La observación del comportamiento de los acontecimientos en general supone para el pensamiento ceñirse a una inexpugnable férula de causalidad. Esa causalidad es observada por el razonamiento a través de una mirada, mirada que tiende a confundirse con la propia realidad. Por esa razón, cuando sucede algo que existe al margen de esa mirada, pero que incomprensiblemente puede ser visto a través de ella, solo queda llevarse las manos a la cabeza o gritar como un energúmeno, buscando una salida física antes que el otro, aunque el otro sea la propia madre.

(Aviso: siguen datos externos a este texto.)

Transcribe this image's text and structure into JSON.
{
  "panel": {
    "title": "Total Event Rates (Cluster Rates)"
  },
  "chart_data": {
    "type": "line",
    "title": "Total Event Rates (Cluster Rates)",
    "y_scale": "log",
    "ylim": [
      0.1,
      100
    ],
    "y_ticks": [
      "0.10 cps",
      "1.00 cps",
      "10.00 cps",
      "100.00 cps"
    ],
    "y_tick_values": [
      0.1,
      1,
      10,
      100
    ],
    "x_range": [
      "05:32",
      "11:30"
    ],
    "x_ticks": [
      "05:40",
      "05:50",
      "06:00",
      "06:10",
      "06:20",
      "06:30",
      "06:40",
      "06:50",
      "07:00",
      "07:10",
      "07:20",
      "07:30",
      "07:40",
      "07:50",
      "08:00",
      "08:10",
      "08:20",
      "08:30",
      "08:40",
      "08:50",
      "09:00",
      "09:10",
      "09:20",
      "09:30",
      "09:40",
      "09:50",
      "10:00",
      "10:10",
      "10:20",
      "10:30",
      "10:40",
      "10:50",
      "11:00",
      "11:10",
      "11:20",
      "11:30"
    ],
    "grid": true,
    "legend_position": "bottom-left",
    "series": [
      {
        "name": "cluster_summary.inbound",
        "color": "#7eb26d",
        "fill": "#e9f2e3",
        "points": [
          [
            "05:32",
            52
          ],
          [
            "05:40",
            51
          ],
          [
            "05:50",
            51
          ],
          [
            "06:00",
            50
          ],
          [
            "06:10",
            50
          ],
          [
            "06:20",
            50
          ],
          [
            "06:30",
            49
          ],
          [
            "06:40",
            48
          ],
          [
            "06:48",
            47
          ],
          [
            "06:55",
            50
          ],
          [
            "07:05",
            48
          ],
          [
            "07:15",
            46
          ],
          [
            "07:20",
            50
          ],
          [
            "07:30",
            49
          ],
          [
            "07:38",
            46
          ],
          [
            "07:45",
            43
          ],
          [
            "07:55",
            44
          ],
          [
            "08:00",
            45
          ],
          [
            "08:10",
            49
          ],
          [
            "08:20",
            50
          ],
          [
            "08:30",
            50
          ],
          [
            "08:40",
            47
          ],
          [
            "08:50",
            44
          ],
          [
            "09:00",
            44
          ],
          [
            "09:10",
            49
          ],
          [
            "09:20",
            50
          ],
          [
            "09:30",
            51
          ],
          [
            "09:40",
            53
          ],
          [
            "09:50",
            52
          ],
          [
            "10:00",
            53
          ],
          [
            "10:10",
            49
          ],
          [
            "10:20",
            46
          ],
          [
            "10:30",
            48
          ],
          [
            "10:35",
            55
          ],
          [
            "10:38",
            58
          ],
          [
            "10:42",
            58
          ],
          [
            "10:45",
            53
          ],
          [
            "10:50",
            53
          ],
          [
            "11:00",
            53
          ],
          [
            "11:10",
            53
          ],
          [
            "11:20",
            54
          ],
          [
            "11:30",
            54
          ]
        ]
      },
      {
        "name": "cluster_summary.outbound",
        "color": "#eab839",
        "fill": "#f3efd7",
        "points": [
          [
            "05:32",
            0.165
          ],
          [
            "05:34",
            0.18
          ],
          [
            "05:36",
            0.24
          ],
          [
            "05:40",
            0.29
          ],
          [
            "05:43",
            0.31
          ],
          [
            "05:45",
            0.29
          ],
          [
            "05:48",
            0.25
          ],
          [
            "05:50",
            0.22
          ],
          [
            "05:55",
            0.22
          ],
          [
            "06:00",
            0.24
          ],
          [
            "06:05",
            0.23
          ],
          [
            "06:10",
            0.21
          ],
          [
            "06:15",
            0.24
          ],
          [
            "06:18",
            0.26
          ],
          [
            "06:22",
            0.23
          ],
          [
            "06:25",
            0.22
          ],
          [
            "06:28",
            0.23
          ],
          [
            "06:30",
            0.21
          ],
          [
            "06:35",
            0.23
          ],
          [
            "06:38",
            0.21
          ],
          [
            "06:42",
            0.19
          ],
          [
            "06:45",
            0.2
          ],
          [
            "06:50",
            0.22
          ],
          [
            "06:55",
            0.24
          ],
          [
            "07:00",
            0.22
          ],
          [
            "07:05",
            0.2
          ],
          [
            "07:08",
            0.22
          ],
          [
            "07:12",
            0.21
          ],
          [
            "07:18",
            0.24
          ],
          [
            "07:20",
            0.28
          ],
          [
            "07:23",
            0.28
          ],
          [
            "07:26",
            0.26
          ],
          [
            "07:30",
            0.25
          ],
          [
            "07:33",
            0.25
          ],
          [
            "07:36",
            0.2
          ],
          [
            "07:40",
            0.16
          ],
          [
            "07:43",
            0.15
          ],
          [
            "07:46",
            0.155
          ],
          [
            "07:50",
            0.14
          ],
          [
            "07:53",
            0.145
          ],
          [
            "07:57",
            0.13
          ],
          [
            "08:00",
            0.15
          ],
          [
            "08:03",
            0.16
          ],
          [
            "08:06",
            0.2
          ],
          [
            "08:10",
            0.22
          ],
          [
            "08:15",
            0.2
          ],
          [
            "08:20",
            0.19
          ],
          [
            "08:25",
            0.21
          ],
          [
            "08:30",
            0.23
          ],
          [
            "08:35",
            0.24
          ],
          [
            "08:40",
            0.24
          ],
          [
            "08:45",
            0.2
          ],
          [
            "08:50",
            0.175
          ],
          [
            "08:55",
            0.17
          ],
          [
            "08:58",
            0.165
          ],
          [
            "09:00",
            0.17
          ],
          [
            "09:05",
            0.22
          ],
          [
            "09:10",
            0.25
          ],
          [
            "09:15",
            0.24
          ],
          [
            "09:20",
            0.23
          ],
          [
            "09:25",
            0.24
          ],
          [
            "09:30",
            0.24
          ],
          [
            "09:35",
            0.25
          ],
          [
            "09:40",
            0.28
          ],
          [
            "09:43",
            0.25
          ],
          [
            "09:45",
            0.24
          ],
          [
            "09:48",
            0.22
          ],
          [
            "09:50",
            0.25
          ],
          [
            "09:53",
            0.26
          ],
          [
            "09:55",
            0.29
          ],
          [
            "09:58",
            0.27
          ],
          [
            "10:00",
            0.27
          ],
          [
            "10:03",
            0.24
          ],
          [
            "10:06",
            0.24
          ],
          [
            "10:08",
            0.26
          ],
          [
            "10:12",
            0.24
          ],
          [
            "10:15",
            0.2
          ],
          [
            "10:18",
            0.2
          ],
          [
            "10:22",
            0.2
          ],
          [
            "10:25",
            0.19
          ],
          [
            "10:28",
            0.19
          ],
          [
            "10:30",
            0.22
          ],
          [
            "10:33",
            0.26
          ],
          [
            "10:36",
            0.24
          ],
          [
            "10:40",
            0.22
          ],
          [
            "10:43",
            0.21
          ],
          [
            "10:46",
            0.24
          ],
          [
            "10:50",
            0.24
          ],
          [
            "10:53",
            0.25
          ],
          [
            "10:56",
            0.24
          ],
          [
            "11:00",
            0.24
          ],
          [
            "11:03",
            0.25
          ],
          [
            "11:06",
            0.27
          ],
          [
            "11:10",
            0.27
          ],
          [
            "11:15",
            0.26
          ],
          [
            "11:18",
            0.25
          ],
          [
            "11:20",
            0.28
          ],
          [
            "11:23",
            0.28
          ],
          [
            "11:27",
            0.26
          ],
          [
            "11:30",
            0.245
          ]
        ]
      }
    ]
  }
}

En las horas siguientes el campo fue cerrado y acordonado. Aquel día, nadie entró para averiguar nada más. Al cabo de una semana, un equipo especializado en fenómenos paranormales llegado de Israel accedió al estadio. Llevaban equipos consigo que hubieran pasado por los de un astronauta. Se trataba únicamente de una misión de observación.
La eterna espera, que se prolongó tres días, acaparaba toda la atención. Todos los medios, de todo el mundo, durante las 24 horas. No se hablaba de otra cosa. El grupo no daba señales de vida y las comunicaciones con ellos habían sido interrumpidas al poco de entrar. Al cuarto día se les dio por desaparecidos, ya que la previsión era que uno de ellos saliera para comparecer ante la prensa a las pocas horas de entrar, dando su visión de la situación y de los hechos.
Se decidió que la única decisión posible era el derribo.
La demolición del campo no se hizo de forma habitual, con grúas y excavadoras golpeando el hormigón, y ni siquiera se tuvo en cuenta una voladura controlada. Quién iba a querer siquiera acercarse allí. Fue desalojado todo el mundo en un radio de acción de diez kilómetros a la redonda, distancia que les pareció infinitamente corta y que dejaba expuestos a todos los residentes en las casas alejadas de ese radio al menos diez kilómetros más.
Una bandada de cazas lo dejó convertido en una montaña de escombros. Ahora se alza allí un extraño memorial, en forma de balón sostenido en el aire.